Which comes to the most crucial component that sells the simplicity of the one-two fights. Director Patrick Hughes' brainy way of once again psychologically manipulating the audience. He did something similar with The Hitman's Bodyguard (2017).

Hitman's Bodyguard

www.chicagotribune.com

Einstein once noted that everyone's a genius, but if you judge a fish by its ability to climb a tree, it'll believe it's stupid. When Sylvester Stallone made the cops and mobbers Cop Land (1997), he was determined to prove he could do award winning acting without being an action hero and climb that proverbial tree. After all, dolphins and whales are mammalian fish, so to speak. Each time he's getting beaten or roughed up by the baddies, you're waiting for Stallone to come to his senses and go Rambo/Rocky on them. It doesn't happen, he looked like a fish out of water and the film flopped.

Hong Kong filmmakers are genius when it comes to shooting fights using actors who don't know kung fu or how to fight, so they don't need to waste time and money training an actor for three months. It's about using actors whose characters are known to do good fights and knowing how to tap into the audiences' psychology of that expectation.
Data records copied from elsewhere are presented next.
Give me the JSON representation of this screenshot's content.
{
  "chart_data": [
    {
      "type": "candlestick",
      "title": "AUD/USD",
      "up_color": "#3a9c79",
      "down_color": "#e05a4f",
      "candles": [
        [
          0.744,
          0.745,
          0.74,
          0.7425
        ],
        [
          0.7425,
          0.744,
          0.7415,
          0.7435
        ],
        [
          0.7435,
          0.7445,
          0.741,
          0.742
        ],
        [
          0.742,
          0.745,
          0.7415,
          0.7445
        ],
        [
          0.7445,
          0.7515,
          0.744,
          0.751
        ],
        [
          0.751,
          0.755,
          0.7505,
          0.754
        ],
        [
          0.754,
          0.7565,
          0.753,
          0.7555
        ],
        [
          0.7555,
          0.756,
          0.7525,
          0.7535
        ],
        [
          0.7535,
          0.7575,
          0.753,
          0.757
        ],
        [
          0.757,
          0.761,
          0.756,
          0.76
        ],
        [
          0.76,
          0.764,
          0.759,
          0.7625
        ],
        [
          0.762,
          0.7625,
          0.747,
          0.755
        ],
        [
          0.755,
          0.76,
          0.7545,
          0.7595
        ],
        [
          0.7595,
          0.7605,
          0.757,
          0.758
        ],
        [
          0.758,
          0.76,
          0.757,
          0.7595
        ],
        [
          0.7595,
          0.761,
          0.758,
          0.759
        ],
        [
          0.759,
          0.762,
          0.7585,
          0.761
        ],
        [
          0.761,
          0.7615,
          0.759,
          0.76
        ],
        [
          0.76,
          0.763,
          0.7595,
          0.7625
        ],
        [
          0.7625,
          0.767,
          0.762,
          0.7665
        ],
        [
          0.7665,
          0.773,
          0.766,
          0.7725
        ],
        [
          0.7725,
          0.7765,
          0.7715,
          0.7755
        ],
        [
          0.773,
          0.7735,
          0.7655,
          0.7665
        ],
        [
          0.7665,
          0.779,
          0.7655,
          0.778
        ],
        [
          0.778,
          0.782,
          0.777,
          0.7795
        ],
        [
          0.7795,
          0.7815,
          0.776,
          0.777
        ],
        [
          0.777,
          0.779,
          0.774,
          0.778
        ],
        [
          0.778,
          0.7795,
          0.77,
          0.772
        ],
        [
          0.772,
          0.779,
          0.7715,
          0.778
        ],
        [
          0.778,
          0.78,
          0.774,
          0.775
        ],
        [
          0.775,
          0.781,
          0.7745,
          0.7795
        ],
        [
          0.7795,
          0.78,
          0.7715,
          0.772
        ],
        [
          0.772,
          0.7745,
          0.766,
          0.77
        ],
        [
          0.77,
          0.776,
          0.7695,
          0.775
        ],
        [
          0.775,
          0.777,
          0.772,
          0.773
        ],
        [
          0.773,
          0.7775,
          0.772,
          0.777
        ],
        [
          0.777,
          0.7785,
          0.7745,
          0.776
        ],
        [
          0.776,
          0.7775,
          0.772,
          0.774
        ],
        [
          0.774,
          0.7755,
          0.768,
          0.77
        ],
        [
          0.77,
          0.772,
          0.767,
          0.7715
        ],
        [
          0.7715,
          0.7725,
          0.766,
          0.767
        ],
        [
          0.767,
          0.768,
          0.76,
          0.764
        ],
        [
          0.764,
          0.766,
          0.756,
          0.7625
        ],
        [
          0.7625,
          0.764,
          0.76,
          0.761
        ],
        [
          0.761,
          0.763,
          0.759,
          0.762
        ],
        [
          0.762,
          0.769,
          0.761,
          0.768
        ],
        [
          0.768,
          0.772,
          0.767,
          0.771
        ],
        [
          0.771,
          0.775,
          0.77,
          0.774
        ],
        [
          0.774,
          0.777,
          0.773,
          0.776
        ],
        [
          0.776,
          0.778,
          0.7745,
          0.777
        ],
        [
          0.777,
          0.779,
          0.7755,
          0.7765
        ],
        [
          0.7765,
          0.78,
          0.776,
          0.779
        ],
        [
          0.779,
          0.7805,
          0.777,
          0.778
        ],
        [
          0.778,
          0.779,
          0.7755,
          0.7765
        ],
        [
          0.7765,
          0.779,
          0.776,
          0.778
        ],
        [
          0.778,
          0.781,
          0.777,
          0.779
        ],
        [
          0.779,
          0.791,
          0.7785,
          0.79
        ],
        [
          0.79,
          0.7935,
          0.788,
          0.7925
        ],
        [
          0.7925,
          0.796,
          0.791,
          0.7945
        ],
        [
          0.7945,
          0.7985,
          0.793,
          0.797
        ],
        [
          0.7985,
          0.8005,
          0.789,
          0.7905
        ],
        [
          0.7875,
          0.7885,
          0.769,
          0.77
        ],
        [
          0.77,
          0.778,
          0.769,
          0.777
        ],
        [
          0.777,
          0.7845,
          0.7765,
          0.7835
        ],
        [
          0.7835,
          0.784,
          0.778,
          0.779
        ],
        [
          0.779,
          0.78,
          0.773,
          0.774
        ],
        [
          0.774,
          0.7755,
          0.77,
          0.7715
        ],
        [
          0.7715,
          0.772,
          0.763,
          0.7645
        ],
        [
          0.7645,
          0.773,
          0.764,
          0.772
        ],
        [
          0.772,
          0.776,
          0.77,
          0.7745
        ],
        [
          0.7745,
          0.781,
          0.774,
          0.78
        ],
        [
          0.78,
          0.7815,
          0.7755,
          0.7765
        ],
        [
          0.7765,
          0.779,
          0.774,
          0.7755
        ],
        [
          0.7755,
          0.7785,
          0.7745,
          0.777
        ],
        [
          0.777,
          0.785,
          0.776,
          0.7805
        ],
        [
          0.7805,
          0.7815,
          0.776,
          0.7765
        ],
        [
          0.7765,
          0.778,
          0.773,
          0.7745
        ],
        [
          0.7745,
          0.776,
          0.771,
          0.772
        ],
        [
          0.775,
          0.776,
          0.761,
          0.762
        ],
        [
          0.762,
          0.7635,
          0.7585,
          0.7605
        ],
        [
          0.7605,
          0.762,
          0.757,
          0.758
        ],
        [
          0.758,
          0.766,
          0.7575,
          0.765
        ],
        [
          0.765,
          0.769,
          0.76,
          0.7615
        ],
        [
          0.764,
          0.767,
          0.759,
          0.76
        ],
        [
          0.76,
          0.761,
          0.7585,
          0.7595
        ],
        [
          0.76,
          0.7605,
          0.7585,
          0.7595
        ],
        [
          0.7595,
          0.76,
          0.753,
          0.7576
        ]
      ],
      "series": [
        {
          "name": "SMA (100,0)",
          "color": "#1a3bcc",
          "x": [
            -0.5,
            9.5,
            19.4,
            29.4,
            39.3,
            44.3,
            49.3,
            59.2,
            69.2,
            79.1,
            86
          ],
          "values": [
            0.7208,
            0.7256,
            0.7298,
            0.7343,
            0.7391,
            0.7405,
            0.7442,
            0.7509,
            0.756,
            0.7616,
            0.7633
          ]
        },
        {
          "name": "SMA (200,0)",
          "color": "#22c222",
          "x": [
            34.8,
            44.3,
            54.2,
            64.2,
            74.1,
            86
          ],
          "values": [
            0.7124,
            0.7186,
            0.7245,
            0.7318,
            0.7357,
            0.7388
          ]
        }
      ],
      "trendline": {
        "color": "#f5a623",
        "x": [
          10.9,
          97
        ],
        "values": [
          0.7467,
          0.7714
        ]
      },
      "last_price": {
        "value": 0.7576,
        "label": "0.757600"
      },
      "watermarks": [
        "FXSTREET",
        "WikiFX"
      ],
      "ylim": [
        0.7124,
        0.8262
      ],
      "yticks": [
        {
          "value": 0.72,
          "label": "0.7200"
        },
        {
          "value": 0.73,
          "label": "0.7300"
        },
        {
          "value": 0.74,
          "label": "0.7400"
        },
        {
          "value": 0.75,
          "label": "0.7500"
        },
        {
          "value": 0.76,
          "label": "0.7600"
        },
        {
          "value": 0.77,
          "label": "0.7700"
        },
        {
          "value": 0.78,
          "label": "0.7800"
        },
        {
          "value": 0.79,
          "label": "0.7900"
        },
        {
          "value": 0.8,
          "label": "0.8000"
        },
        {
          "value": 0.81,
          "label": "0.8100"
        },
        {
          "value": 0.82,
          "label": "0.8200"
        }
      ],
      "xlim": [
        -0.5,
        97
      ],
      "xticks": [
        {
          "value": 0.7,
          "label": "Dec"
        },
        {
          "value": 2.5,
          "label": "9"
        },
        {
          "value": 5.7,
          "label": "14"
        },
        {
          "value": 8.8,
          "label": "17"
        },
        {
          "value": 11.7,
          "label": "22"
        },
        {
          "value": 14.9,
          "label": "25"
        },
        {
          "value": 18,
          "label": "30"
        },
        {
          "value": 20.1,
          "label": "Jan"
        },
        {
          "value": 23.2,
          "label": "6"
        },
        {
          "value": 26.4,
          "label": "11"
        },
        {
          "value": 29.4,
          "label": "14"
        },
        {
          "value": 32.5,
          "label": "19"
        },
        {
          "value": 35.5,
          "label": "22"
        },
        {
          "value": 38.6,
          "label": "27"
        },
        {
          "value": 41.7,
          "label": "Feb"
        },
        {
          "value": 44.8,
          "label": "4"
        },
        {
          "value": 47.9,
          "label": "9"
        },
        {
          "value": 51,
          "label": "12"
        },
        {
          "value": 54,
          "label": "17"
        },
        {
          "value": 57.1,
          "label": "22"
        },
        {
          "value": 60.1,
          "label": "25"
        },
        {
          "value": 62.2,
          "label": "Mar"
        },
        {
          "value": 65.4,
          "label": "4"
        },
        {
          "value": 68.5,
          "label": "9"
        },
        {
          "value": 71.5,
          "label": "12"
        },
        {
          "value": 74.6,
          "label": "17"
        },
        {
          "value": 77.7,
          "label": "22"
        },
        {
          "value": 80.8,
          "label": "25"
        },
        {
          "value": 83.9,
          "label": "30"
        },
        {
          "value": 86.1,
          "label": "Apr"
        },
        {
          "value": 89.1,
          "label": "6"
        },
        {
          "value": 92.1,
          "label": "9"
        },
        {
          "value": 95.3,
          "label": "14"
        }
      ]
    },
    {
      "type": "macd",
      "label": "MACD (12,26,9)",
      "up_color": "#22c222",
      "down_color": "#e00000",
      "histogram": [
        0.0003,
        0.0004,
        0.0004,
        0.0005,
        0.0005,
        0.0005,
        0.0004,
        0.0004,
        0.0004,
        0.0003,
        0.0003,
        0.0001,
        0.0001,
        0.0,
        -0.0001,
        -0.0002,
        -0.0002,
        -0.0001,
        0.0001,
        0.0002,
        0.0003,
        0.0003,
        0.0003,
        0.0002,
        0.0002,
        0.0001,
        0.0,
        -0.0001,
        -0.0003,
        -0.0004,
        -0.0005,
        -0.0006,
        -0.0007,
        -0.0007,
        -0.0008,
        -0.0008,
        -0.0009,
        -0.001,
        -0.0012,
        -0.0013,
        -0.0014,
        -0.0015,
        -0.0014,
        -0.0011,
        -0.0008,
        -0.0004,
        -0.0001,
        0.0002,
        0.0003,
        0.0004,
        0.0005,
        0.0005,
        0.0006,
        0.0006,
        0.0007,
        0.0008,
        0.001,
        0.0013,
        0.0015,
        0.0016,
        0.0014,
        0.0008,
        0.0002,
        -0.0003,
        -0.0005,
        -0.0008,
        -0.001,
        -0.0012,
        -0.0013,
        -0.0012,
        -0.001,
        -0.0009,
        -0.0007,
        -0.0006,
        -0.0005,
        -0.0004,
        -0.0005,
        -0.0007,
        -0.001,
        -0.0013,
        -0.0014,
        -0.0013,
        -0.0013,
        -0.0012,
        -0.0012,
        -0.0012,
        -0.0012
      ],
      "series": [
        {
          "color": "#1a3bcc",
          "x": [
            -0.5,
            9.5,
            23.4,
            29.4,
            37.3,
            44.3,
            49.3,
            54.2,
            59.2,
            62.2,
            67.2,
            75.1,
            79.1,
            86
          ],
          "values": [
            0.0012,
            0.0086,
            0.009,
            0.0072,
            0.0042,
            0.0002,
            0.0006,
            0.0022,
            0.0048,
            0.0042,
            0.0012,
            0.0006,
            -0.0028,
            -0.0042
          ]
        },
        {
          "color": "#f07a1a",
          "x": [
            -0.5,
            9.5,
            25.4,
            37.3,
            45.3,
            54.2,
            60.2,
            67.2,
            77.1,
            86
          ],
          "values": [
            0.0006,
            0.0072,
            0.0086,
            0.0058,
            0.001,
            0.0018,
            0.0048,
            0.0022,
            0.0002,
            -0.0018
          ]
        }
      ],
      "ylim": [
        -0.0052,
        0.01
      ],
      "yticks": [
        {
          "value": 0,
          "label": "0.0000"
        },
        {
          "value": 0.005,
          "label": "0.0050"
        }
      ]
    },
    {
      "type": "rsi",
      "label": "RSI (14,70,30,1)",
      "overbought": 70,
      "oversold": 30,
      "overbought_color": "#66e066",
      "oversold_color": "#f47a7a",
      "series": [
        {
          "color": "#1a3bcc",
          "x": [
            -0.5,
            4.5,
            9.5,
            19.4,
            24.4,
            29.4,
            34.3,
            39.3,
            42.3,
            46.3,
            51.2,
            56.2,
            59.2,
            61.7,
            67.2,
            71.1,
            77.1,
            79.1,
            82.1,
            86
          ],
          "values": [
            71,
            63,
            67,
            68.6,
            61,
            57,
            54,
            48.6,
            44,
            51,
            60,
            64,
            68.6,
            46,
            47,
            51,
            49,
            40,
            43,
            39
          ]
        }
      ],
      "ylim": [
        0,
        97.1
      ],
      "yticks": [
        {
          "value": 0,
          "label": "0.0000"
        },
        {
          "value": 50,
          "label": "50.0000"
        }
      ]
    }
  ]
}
Reynolds' Bryce is a fish that swims and acts within the waters of his Deadpool character and that connection is made even stronger as Bryce also taunts with gaslighting insults, wisecrack threats and trash talking. Audiences are subconsciously aware of this and all we need to see is a hint of that fighting accessibility to be bamboozled into thinking that Bryce has also made the Deadpool connection on screen. At that point our minds translate that Bryce has become the mammal fish in the martial arts fight tree, even though it's not martial arts. It's the power of transference and Psych. 101.